FOX NEWS

Thursday, October 8, 2009

RALLY 'ROUND THE CROSS

I'm thinking that if the Supreme Court decides that the cross should come down a whole bunch of people should go down and surround it; dare them to remove it. It should be a group comprised of all faiths. We are a country of believers. We may not all believe in the same God or the same doctrine and dogma but by and large Americans are religious people. We aren't offended by the free exercise of religion. We like and respect it. Christian, Jew, Muslim and all others need to stand against this. They won't just stop with the cross.

If we don't stand up against this unconstitutional abuse of our rights we will slowly lose our ability to worship freely.

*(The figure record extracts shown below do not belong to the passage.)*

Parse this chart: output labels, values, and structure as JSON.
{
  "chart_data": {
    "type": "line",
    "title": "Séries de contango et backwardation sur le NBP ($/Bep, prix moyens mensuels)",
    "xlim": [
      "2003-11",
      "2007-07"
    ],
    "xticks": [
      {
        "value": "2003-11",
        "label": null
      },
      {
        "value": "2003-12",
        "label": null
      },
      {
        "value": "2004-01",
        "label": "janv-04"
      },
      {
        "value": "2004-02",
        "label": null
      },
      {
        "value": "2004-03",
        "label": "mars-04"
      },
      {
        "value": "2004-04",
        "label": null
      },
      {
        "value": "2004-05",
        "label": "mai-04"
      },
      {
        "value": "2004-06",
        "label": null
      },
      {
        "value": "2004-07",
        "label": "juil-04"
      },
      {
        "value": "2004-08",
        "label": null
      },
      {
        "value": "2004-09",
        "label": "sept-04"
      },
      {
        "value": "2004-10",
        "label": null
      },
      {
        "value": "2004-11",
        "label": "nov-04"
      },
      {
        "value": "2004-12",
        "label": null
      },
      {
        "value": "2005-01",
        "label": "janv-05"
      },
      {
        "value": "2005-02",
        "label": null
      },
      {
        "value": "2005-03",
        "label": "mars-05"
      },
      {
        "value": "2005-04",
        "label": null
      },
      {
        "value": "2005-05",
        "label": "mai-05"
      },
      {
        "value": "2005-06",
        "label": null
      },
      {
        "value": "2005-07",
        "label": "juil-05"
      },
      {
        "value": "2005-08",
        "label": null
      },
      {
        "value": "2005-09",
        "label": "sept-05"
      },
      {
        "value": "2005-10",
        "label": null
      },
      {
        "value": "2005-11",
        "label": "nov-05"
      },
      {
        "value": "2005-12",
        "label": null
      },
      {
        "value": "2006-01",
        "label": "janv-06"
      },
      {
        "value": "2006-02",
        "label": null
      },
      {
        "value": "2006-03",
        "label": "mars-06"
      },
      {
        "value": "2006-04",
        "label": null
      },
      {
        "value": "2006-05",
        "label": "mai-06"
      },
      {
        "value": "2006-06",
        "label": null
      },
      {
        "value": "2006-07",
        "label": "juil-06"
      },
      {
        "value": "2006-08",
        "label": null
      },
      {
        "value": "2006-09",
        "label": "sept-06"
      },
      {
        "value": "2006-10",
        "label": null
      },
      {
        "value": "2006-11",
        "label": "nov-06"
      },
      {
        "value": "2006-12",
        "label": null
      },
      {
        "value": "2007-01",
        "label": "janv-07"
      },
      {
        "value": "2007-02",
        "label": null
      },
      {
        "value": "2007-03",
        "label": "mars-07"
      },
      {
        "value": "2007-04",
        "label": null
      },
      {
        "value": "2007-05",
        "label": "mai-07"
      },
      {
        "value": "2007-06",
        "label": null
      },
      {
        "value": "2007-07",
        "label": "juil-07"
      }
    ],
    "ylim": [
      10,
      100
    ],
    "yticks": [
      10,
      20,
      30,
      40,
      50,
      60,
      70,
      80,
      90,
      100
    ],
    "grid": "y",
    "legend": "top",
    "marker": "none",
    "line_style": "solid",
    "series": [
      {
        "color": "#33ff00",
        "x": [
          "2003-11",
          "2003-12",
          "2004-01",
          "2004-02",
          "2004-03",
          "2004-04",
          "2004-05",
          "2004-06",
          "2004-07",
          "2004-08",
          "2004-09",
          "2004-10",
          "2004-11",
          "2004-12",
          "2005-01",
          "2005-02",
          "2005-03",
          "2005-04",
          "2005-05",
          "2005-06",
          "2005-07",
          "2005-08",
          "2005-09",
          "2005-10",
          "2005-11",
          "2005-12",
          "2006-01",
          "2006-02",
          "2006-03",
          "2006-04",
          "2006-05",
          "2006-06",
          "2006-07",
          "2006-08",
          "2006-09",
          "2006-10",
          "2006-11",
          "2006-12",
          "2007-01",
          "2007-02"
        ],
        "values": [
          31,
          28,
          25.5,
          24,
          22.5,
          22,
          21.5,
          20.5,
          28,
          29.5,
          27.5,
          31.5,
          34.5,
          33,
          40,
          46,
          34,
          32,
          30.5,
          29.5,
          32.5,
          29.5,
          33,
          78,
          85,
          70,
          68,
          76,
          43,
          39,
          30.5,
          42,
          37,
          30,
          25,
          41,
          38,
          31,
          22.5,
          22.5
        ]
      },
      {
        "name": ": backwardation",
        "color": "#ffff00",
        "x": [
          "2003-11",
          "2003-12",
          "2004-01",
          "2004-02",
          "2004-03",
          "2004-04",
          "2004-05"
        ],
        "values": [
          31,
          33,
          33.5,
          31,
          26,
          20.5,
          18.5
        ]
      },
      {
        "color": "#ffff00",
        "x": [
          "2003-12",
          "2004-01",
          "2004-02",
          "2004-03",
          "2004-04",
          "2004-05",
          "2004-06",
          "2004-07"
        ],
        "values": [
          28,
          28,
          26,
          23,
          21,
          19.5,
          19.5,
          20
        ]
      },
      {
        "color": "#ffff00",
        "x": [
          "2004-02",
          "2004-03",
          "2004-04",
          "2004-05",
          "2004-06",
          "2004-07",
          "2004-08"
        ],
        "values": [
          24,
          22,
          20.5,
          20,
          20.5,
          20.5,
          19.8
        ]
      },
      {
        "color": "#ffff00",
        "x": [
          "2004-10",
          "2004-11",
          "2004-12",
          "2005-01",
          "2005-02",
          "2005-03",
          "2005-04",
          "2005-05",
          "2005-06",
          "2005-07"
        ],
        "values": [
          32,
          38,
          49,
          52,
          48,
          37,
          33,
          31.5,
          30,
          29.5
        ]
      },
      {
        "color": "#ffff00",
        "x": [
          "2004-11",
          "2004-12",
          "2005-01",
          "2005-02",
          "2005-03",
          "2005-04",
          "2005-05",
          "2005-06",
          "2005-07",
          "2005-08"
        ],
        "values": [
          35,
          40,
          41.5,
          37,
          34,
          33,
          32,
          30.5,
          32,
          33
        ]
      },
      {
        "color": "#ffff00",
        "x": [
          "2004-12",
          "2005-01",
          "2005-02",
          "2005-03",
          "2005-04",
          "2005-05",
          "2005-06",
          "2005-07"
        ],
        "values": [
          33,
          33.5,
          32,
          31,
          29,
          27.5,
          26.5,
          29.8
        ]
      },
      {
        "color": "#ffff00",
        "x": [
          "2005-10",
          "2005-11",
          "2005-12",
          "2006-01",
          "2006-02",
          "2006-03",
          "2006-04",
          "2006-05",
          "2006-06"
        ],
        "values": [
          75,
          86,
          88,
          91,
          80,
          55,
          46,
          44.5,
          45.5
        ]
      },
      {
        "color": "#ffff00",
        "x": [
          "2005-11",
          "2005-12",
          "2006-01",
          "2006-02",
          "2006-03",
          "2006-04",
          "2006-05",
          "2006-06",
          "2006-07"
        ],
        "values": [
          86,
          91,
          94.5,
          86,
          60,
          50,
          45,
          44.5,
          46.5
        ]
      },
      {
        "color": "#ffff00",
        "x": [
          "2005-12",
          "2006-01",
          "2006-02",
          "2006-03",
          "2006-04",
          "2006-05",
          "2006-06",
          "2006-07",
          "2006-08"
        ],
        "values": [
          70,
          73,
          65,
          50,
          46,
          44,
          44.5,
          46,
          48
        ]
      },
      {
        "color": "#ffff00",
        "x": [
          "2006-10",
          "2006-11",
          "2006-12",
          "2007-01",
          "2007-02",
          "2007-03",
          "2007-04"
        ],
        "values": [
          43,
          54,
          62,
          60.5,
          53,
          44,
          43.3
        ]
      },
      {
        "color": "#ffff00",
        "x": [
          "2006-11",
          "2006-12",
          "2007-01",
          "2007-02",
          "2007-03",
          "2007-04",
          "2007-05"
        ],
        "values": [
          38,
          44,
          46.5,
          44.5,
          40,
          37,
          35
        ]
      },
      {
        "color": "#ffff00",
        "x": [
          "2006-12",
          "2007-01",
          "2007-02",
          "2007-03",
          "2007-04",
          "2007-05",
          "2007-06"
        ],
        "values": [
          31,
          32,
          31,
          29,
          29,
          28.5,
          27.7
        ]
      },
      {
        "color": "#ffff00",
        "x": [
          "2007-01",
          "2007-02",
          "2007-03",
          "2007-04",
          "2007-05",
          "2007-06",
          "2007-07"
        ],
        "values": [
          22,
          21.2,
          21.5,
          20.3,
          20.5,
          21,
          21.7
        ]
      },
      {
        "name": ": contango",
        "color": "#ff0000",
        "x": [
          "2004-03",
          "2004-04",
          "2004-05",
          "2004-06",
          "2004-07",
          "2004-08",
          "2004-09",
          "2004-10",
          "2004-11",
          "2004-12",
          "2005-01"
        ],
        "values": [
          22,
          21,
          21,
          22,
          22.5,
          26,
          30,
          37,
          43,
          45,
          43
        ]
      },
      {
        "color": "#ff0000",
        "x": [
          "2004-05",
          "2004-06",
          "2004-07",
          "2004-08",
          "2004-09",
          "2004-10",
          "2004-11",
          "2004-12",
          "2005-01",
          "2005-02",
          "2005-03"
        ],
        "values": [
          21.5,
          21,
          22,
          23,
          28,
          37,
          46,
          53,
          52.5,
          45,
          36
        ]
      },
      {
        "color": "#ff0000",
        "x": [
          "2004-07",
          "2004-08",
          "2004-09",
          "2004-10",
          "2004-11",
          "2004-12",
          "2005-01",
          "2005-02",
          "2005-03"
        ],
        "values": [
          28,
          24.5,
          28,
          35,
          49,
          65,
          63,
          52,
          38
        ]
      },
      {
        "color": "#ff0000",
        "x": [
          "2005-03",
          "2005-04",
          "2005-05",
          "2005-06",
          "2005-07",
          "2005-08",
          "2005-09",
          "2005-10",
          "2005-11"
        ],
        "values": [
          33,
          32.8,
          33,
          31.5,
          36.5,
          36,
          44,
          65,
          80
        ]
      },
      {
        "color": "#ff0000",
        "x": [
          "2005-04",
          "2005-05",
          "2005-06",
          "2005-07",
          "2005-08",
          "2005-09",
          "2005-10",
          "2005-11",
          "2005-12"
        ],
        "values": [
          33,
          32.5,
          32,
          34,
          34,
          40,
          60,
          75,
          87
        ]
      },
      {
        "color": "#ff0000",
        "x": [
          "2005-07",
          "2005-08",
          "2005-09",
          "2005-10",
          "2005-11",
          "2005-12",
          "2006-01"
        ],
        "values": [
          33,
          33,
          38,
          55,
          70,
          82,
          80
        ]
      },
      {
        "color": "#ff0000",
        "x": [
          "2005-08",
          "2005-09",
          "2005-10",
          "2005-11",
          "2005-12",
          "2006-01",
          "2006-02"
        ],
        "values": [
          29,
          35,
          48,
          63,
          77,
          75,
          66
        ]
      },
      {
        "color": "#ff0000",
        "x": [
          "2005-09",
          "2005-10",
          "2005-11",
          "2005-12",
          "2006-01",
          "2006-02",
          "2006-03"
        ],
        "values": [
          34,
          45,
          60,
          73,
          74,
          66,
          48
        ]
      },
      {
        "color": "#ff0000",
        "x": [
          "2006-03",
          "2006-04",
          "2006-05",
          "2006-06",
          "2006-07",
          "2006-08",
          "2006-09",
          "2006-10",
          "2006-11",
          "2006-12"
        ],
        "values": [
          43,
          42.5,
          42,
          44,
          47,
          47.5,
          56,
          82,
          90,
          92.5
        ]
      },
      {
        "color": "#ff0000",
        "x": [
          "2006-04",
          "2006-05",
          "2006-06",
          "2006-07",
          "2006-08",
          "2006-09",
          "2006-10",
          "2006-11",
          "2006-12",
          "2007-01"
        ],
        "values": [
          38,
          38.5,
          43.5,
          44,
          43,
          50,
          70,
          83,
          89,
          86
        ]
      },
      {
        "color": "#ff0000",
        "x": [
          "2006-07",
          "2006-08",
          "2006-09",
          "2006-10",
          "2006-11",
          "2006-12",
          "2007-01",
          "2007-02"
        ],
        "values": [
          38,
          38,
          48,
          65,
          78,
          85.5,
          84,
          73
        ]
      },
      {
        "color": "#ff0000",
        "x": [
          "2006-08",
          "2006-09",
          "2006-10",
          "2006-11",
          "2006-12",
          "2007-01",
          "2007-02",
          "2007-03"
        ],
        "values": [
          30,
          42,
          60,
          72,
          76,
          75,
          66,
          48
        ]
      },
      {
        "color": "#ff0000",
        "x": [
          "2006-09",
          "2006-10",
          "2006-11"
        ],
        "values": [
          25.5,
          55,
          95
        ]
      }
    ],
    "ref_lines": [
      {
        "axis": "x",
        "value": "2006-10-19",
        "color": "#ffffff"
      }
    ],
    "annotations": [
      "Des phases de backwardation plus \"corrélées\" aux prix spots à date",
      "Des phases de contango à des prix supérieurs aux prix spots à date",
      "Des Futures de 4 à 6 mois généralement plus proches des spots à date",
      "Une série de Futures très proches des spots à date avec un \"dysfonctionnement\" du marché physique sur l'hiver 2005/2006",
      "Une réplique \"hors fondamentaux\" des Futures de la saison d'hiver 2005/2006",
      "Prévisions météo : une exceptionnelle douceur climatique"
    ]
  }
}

The government is imposing a religious view on us, the faith of no faith at all.


"Henry and Wanda Sandoz greet their visitors with a little warning: watch out for the "Mojave Greens," their name for "Crotalus scutulatus," the local rattlesnakes that inhabit the area around Sunrise Rock.


Henry and Wanda Sandoz stare up at the now-boxed 6-foot metal cross at the center of a Supreme Court case.


For them, the fight is not as much about the Constitution as it is a promise to a friend.

"He was an old miner who lived up in the hills and we befriended him," said Wanda Sandoz. "And he would come over to our house at least once a week to have dinner, and he was always at our house on holidays. He was part of our family and we really loved him."

The Mojave Memorial Cross was erected back in 1934 by that friend, Riley Bembry, a World War I veteran who wanted to honor soldiers who had perished in the "war to end all wars." The symbol he and his fellow "doughboys" (U.S. infantry in World War I) chose was a simple Latin cross, typical of many veteran memorials at that time...

...Another veteran with ties to the preserve is Frank Buono, who used to be the deputy superintendent of the park. He filed the original lawsuit protesting the cross.

"He's both a veteran and a devout Catholic but believes that the government sponsorship and favoritism of religion is not a good thing" Peter Eliasberg, an ACLU lawyer, said of his client. The presence of the cross to Buono is "really inconsistent with his beliefs and he thinks that the government is, in effect, misappropriating this sacred symbol and trying to give it just a secular meaning."